Stringent testing, reliable seismic solutions

Members of the Siniat Technical Team recently travelled to the US to test Siniat’s suspended ceiling systems at the Pacific Earthquake Engineering Research (PEER) Centre at the University of California at Berkeley, USA.

The PEER Centre features the largest multidirectional shaking table in the US. A shaking table is one of the most widely used techniques to assess the seismic performance of building components. Components are subjected to seismic conditions that simulate the most severe earthquakes, and are tested to the point of failure.

The PEER shaking table is configured to produce three translational components of motion; vertical and two horizontal, plus three rotational components; pitch, roll and yaw. These six degrees of freedom can be programmed to reproduce any wave forms within the capacities of force, velocity, displacement, and frequency of the system. The shaking table can subject structures to horizontal accelerations of 1.5G.

“The testing of our products at the PEER Centre has given us a better understanding of how our seismic ceiling systems perform under seismic loads," said Ben Wright, national technical services manager at Siniat.

As a manufacturer of full metal and plasterboard systems, Siniat was able to test fire rated and non-fire-rated suspended ceiling designs.

What are the Australian standards?

During an earthquake, falling debris of collapsed ceilings can attribute to injury and death and that is why seismic design is a regulatory requirement for not only the structural elements of a building, but non-structural components as well.

AS 1170.4 Structural design actions (Earthquake actions in Australia) govern the seismic design of ceilings, and are referenced in the National Construction Code.

The NCC 2022 Volume One contains a Performance Requirement B1P1 (NCC 2019 Volume One BP1.1) that requires Class 2 to 9 buildings to perform adequately under all reasonably expected design actions, including earthquake actions.
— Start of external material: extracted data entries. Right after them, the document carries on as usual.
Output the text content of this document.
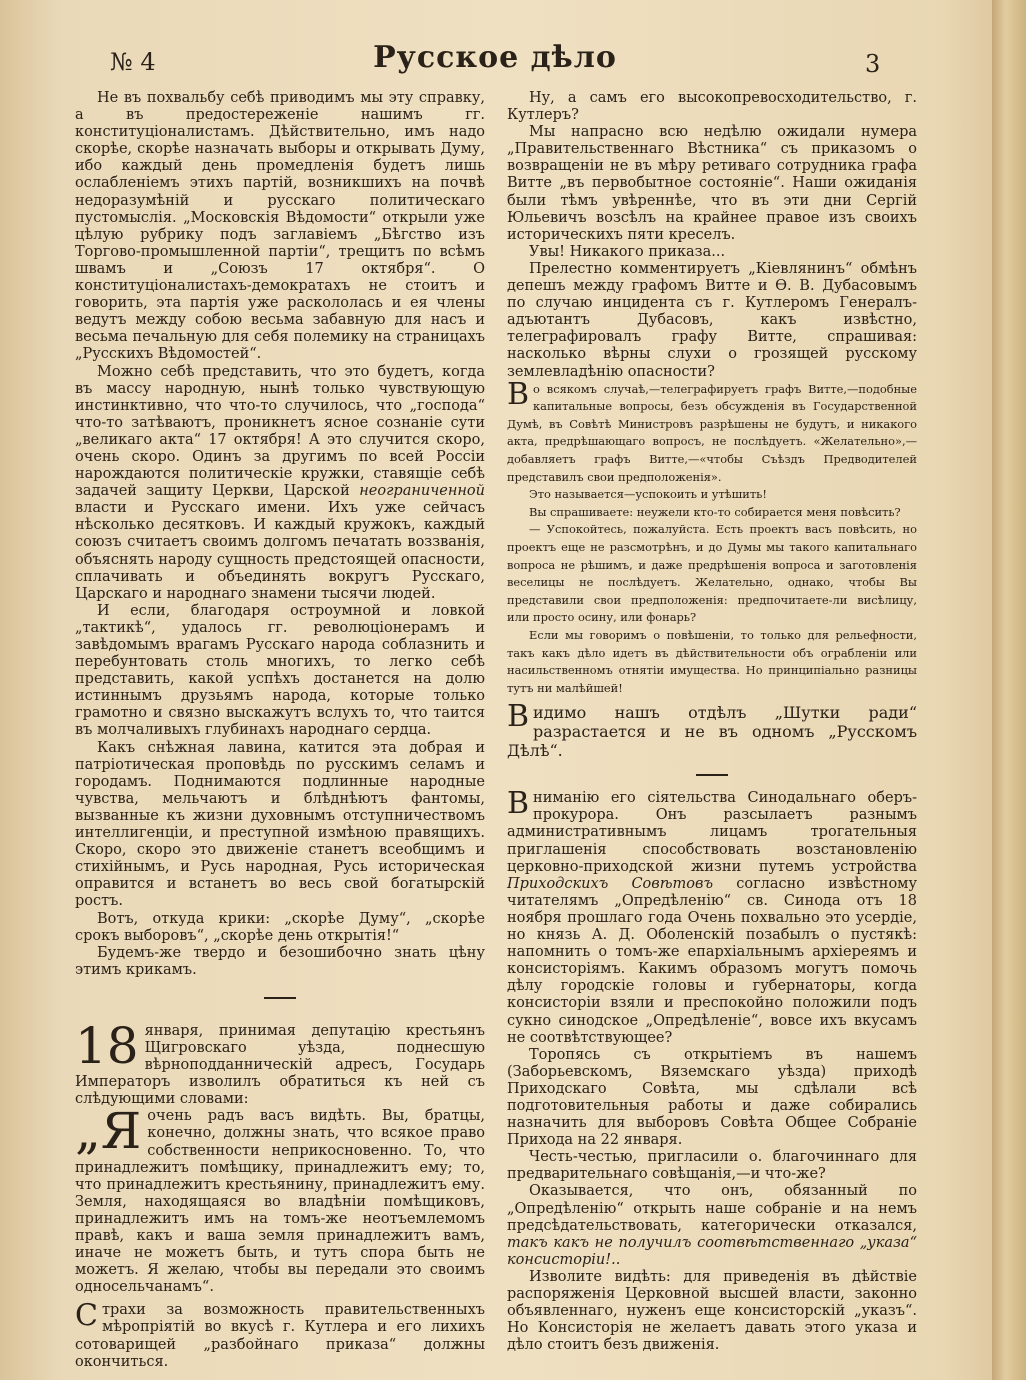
№ 4	Русское дѣло	3

Не въ похвальбу себѣ приводимъ мы эту справку, а въ предостереженіе нашимъ гг. конституціоналистамъ. Дѣйствительно, имъ надо скорѣе, скорѣе назначать выборы и открывать Думу, ибо каждый день промедленія будетъ лишь ослабленіемъ этихъ партій, возникшихъ на почвѣ недоразумѣній и русскаго политическаго пустомыслія. „Московскія Вѣдомости“ открыли уже цѣлую рубрику подъ заглавіемъ „Бѣгство изъ Торгово-промышленной партіи“, трещитъ по всѣмъ швамъ и „Союзъ 17 октября“. О конституціоналистахъ-демократахъ не стоитъ и говорить, эта партія уже раскололась и ея члены ведутъ между собою весьма забавную для насъ и весьма печальную для себя полемику на страницахъ „Русскихъ Вѣдомостей“.

Можно себѣ представить, что это будетъ, когда въ массу народную, нынѣ только чувствующую инстинктивно, что что-то случилось, что „господа“ что-то затѣваютъ, проникнетъ ясное сознаніе сути „великаго акта“ 17 октября! А это случится скоро, очень скоро. Одинъ за другимъ по всей Россіи нарождаются политическіе кружки, ставящіе себѣ задачей защиту Церкви, Царской неограниченной власти и Русскаго имени. Ихъ уже сейчасъ нѣсколько десятковъ. И каждый кружокъ, каждый союзъ считаетъ своимъ долгомъ печатать воззванія, объяснять народу сущность предстоящей опасности, сплачивать и объединять вокругъ Русскаго, Царскаго и народнаго знамени тысячи людей.

И если, благодаря остроумной и ловкой „тактикѣ“, удалось гг. революціонерамъ и завѣдомымъ врагамъ Русскаго народа соблазнить и перебунтовать столь многихъ, то легко себѣ представить, какой успѣхъ достанется на долю истиннымъ друзьямъ народа, которые только грамотно и связно выскажутъ вслухъ то, что таится въ молчаливыхъ глубинахъ народнаго сердца.

Какъ снѣжная лавина, катится эта добрая и патріотическая проповѣдь по русскимъ селамъ и городамъ. Поднимаются подлинные народные чувства, мельчаютъ и блѣднѣютъ фантомы, вызванные къ жизни духовнымъ отступничествомъ интеллигенціи, и преступной измѣною правящихъ. Скоро, скоро это движеніе станетъ всеобщимъ и стихійнымъ, и Русь народная, Русь историческая оправится и встанетъ во весь свой богатырскій ростъ.

Вотъ, откуда крики: „скорѣе Думу“, „скорѣе срокъ выборовъ“, „скорѣе день открытія!“

Будемъ-же твердо и безошибочно знать цѣну этимъ крикамъ.

18 января, принимая депутацію крестьянъ Щигровскаго уѣзда, поднесшую вѣрноподданническій адресъ, Государь Императоръ изволилъ обратиться къ ней съ слѣдующими словами:

„Я очень радъ васъ видѣть. Вы, братцы, конечно, должны знать, что всякое право собственности неприкосновенно. То, что принадлежитъ помѣщику, принадлежитъ ему; то, что принадлежитъ крестьянину, принадлежитъ ему. Земля, находящаяся во владѣніи помѣщиковъ, принадлежитъ имъ на томъ-же неотъемлемомъ правѣ, какъ и ваша земля принадлежитъ вамъ, иначе не можетъ быть, и тутъ спора быть не можетъ. Я желаю, чтобы вы передали это своимъ односельчанамъ“.

Страхи за возможность правительственныхъ мѣропріятій во вкусѣ г. Кутлера и его лихихъ сотоварищей „разбойнаго приказа“ должны окончиться.

Ну, а самъ его высокопревосходительство, г. Кутлеръ?

Мы напрасно всю недѣлю ожидали нумера „Правительственнаго Вѣстника“ съ приказомъ о возвращеніи не въ мѣру ретиваго сотрудника графа Витте „въ первобытное состояніе“. Наши ожиданія были тѣмъ увѣреннѣе, что въ эти дни Сергій Юльевичъ возсѣлъ на крайнее правое изъ своихъ историческихъ пяти креселъ.

Увы! Никакого приказа...

Прелестно комментируетъ „Кіевлянинъ“ обмѣнъ депешъ между графомъ Витте и Ѳ. В. Дубасовымъ по случаю инцидента съ г. Кутлеромъ Генералъ-адъютантъ Дубасовъ, какъ извѣстно, телеграфировалъ графу Витте, спрашивая: насколько вѣрны слухи о грозящей русскому землевладѣнію опасности?

Во всякомъ случаѣ,—телеграфируетъ графъ Витте,—подобные капитальные вопросы, безъ обсужденія въ Государственной Думѣ, въ Совѣтѣ Министровъ разрѣшены не будутъ, и никакого акта, предрѣшающаго вопросъ, не послѣдуетъ. «Желательно»,—добавляетъ графъ Витте,—«чтобы Съѣздъ Предводителей представилъ свои предположенія».

Это называется—успокоить и утѣшить!

Вы спрашиваете: неужели кто-то собирается меня повѣсить?

— Успокойтесь, пожалуйста. Есть проектъ васъ повѣсить, но проектъ еще не разсмотрѣнъ, и до Думы мы такого капитальнаго вопроса не рѣшимъ, и даже предрѣшенія вопроса и заготовленія веселицы не послѣдуетъ. Желательно, однако, чтобы Вы представили свои предположенія: предпочитаете-ли висѣлицу, или просто осину, или фонарь?

Если мы говоримъ о повѣшеніи, то только для рельефности, такъ какъ дѣло идетъ въ дѣйствительности объ ограбленіи или насильственномъ отнятіи имущества. Но принципіально разницы тутъ ни малѣйшей!

Видимо нашъ отдѣлъ „Шутки ради“ разрастается и не въ одномъ „Русскомъ Дѣлѣ“.

Вниманію его сіятельства Синодальнаго оберъ-прокурора. Онъ разсылаетъ разнымъ административнымъ лицамъ трогательныя приглашенія способствовать возстановленію церковно-приходской жизни путемъ устройства Приходскихъ Совѣтовъ согласно извѣстному читателямъ „Опредѣленію“ св. Синода отъ 18 ноября прошлаго года Очень похвально это усердіе, но князь А. Д. Оболенскій позабылъ о пустякѣ: напомнить о томъ-же епархіальнымъ архіереямъ и консисторіямъ. Какимъ образомъ могутъ помочь дѣлу городскіе головы и губернаторы, когда консисторіи взяли и преспокойно положили подъ сукно синодское „Опредѣленіе“, вовсе ихъ вкусамъ не соотвѣтствующее?

Торопясь съ открытіемъ въ нашемъ (Заборьевскомъ, Вяземскаго уѣзда) приходѣ Приходскаго Совѣта, мы сдѣлали всѣ подготовительныя работы и даже собирались назначить для выборовъ Совѣта Общее Собраніе Прихода на 22 января.

Честь-честью, пригласили о. благочиннаго для предварительнаго совѣщанія,—и что-же?

Оказывается, что онъ, обязанный по „Опредѣленію“ открыть наше собраніе и на немъ предсѣдательствовать, категорически отказался, такъ какъ не получилъ соотвѣтственнаго „указа“ консисторіи!..

Изволите видѣть: для приведенія въ дѣйствіе распоряженія Церковной высшей власти, законно объявленнаго, нуженъ еще консисторскій „указъ“. Но Консисторія не желаетъ давать этого указа и дѣло стоитъ безъ движенія.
The corresponding Deemed-to-Satisfy (DTS) Provision for earthquake actions is B1D1 (NCC 2019 Volume One B1.2), which references AS 1170.4.

In terms of NCC 2022 Volume One, Table B1D3a (NCC 2019 Volume One, Table B1.2a), buildings are assessed according to their "Level of Importance". The Level of Importance determines the seismic design requirements of that particular building.

The latest suspended ceiling standard, AS/NZS 2785 Suspended ceilings – Design and installation, was released in 2020 and provides the minimum specifications covering the manufacture and performance of suspended ceilings systems for use in residential, commercial and industrial applications.

“Our systems performed very well during the US testing regime. They were able to withstand accelerations equal to the most severe earthquakes and complied with all Australian Standards.” Ben added.

Siniat can confidently offer a range of seismic design solutions for both suspended and steel stud ceilings, and for fire rated and non-fire-rated applications.

“It is important to note that a structural assessment unique to every project must be conducted by a structural engineer, so they can then design the suspended ceilings” Ben said. “The Siniat technical team is available to help clients with the seismic design of their ceilings from design stage to installation on site.”